One brand that has continued to perform well for Kellogg is Cheez-It. Dollar sales for Cheez-It in the 52 weeks ended July 11 totaled $982.21 million, up 4.5% from the same period a year ago. The 4.5% gain represented the sharpest increase among the top 8 cracker brands tracked by IRI in the period.
“(Cheez-It’s) US consumption and share growth has been exceptional over the last several years, and it has continued in the first quarter,” Steven A. Cahillane, chairman, president and chief executive officer of Kellogg, said in a May 6 conference call. “The base product line continues to perform well, helped by effective advertising and sports-related activations as well as new flavors and a reformulation of the Grooves subline. Meanwhile, the Snap’d subline is providing incremental growth enough that we had to add capacity in 2020 in only its second year since launch. And Cheez-It is no longer solely a US brand. We expanded into Canada last year. And during the first quarter, it continued to grow rapidly. And in the first quarter, we brought Cheez-It to Brazil, where it’s off to a very good start. This is more than $1 billion-plus retail sales brand that continues to outpace its category in the US and one we have begun to expand internationally.”
At Campbell Soup Co., the Camden, NJ-based company continues to look for ways to innovate its Pepperidge Farm crackers business. Cracker dollar sales at Pepperidge Farm totaled $1.01 billion in the 52 weeks ended July 11, up 2.5% from the same period a year ago. The company’s base Goldfish cracker business, which is the second-largest brand according to IRI, sustained a 1.1% decline in dollar sales in the 52-week period despite a 1.5% increase in unit sales. Goldfish Colors also saw dollar sales ease in the period, falling 2.9% to $113.49 million. Flavor Blasted Goldfish, meanwhile, experienced a 10.2% surge in dollar sales, catapulting the variety into the top 10 cracker brands with sales of $203.69 million, according to IRI.

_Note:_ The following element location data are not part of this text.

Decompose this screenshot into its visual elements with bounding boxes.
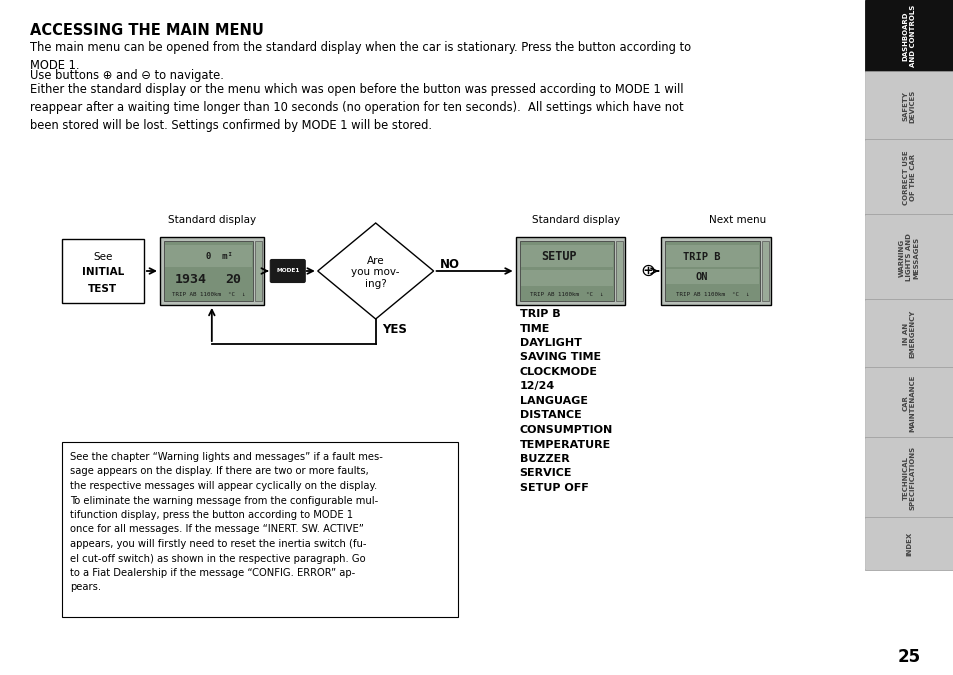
FancyBboxPatch shape <box>863 215 953 300</box>
FancyBboxPatch shape <box>666 245 759 267</box>
FancyBboxPatch shape <box>254 241 261 301</box>
Text: DASHBOARD
AND CONTROLS: DASHBOARD AND CONTROLS <box>902 5 915 67</box>
FancyBboxPatch shape <box>519 241 614 301</box>
FancyBboxPatch shape <box>616 241 623 301</box>
Text: Standard display: Standard display <box>532 215 620 225</box>
Text: LANGUAGE: LANGUAGE <box>519 396 587 406</box>
Polygon shape <box>317 223 434 319</box>
FancyBboxPatch shape <box>164 241 253 301</box>
FancyBboxPatch shape <box>863 518 953 570</box>
FancyBboxPatch shape <box>515 237 625 305</box>
Text: TRIP B: TRIP B <box>519 309 559 319</box>
Text: Either the standard display or the menu which was open before the button was pre: Either the standard display or the menu … <box>30 83 683 132</box>
Text: Are: Are <box>367 256 384 266</box>
Text: 25: 25 <box>897 648 920 666</box>
FancyBboxPatch shape <box>62 442 457 617</box>
Text: el cut-off switch) as shown in the respective paragraph. Go: el cut-off switch) as shown in the respe… <box>70 554 365 564</box>
Text: pears.: pears. <box>70 583 101 593</box>
Text: IN AN
EMERGENCY: IN AN EMERGENCY <box>902 310 915 358</box>
Text: Next menu: Next menu <box>708 215 765 225</box>
FancyBboxPatch shape <box>62 239 144 303</box>
Text: DISTANCE: DISTANCE <box>519 410 580 421</box>
FancyBboxPatch shape <box>863 300 953 369</box>
Text: ACCESSING THE MAIN MENU: ACCESSING THE MAIN MENU <box>30 23 264 38</box>
FancyBboxPatch shape <box>160 237 263 305</box>
Text: TECHNICAL
SPECIFICATIONS: TECHNICAL SPECIFICATIONS <box>902 446 915 510</box>
Text: CAR
MAINTENANCE: CAR MAINTENANCE <box>902 375 915 432</box>
Text: Use buttons ⊕ and ⊖ to navigate.: Use buttons ⊕ and ⊖ to navigate. <box>30 69 224 82</box>
Text: The main menu can be opened from the standard display when the car is stationary: The main menu can be opened from the sta… <box>30 41 690 72</box>
Text: you mov-: you mov- <box>351 267 399 277</box>
Text: CONSUMPTION: CONSUMPTION <box>519 425 612 435</box>
Text: TRIP B: TRIP B <box>682 252 720 262</box>
FancyBboxPatch shape <box>660 237 771 305</box>
Text: 20: 20 <box>225 273 241 286</box>
Text: WARNING
LIGHTS AND
MESSAGES: WARNING LIGHTS AND MESSAGES <box>898 234 918 281</box>
Text: ON: ON <box>695 272 707 282</box>
FancyBboxPatch shape <box>165 245 252 267</box>
Text: SAFETY
DEVICES: SAFETY DEVICES <box>902 89 915 123</box>
Text: SAVING TIME: SAVING TIME <box>519 352 600 362</box>
FancyBboxPatch shape <box>863 0 953 72</box>
Text: tifunction display, press the button according to MODE 1: tifunction display, press the button acc… <box>70 510 353 520</box>
Text: TEMPERATURE: TEMPERATURE <box>519 439 610 450</box>
Text: ⊕: ⊕ <box>639 262 655 280</box>
FancyBboxPatch shape <box>863 140 953 215</box>
Text: See: See <box>93 252 112 262</box>
Text: INITIAL: INITIAL <box>82 267 124 277</box>
Text: BUZZER: BUZZER <box>519 454 569 464</box>
Text: See the chapter “Warning lights and messages” if a fault mes-: See the chapter “Warning lights and mess… <box>70 452 382 462</box>
Text: TEST: TEST <box>89 284 117 294</box>
FancyBboxPatch shape <box>520 245 613 267</box>
Text: ing?: ing? <box>364 279 386 289</box>
Text: CORRECT USE
OF THE CAR: CORRECT USE OF THE CAR <box>902 151 915 205</box>
Text: INDEX: INDEX <box>905 532 911 556</box>
Text: 0  mᴵ: 0 mᴵ <box>205 252 233 261</box>
Text: SETUP OFF: SETUP OFF <box>519 483 588 493</box>
Text: NO: NO <box>439 257 459 271</box>
Text: YES: YES <box>381 323 406 336</box>
Text: 12/24: 12/24 <box>519 381 555 391</box>
Text: the respective messages will appear cyclically on the display.: the respective messages will appear cycl… <box>70 481 376 491</box>
Text: TRIP AB 1100km  °C  ↓: TRIP AB 1100km °C ↓ <box>676 292 749 298</box>
Text: once for all messages. If the message “INERT. SW. ACTIVE”: once for all messages. If the message “I… <box>70 524 363 535</box>
Text: SETUP: SETUP <box>541 250 577 263</box>
Text: SERVICE: SERVICE <box>519 468 572 479</box>
Text: TRIP AB 1100km  °C  ↓: TRIP AB 1100km °C ↓ <box>172 292 245 298</box>
Text: sage appears on the display. If there are two or more faults,: sage appears on the display. If there ar… <box>70 466 368 477</box>
Text: CLOCKMODE: CLOCKMODE <box>519 367 597 377</box>
FancyBboxPatch shape <box>520 271 613 286</box>
Text: to a Fiat Dealership if the message “CONFIG. ERROR” ap-: to a Fiat Dealership if the message “CON… <box>70 568 355 578</box>
Text: appears, you will firstly need to reset the inertia switch (fu-: appears, you will firstly need to reset … <box>70 539 366 549</box>
Text: MODE1: MODE1 <box>275 269 299 273</box>
Text: 1934: 1934 <box>174 273 207 286</box>
FancyBboxPatch shape <box>666 269 759 284</box>
FancyBboxPatch shape <box>665 241 760 301</box>
Text: TRIP AB 1100km  °C  ↓: TRIP AB 1100km °C ↓ <box>530 292 603 298</box>
FancyBboxPatch shape <box>863 72 953 140</box>
Text: To eliminate the warning message from the configurable mul-: To eliminate the warning message from th… <box>70 495 377 506</box>
FancyBboxPatch shape <box>863 367 953 439</box>
FancyBboxPatch shape <box>761 241 768 301</box>
FancyBboxPatch shape <box>270 259 305 283</box>
Text: Standard display: Standard display <box>168 215 255 225</box>
FancyBboxPatch shape <box>863 437 953 518</box>
Text: TIME: TIME <box>519 323 549 333</box>
Text: DAYLIGHT: DAYLIGHT <box>519 338 580 348</box>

Pepperidge Farm has made attracting adults a priority with two recent innovations in the Goldfish brand. First, the company launched the Goldfish #GoForTheHandful Challenge on TikTok, a new initiative designed to attract older consumers to the cracker brand. That was followed by the launch of Goldfish Frank’s RedHot crackers, which feature the classic hot sauce as well as notes of vinegar for acidity and a blend of aged cayenne peppers.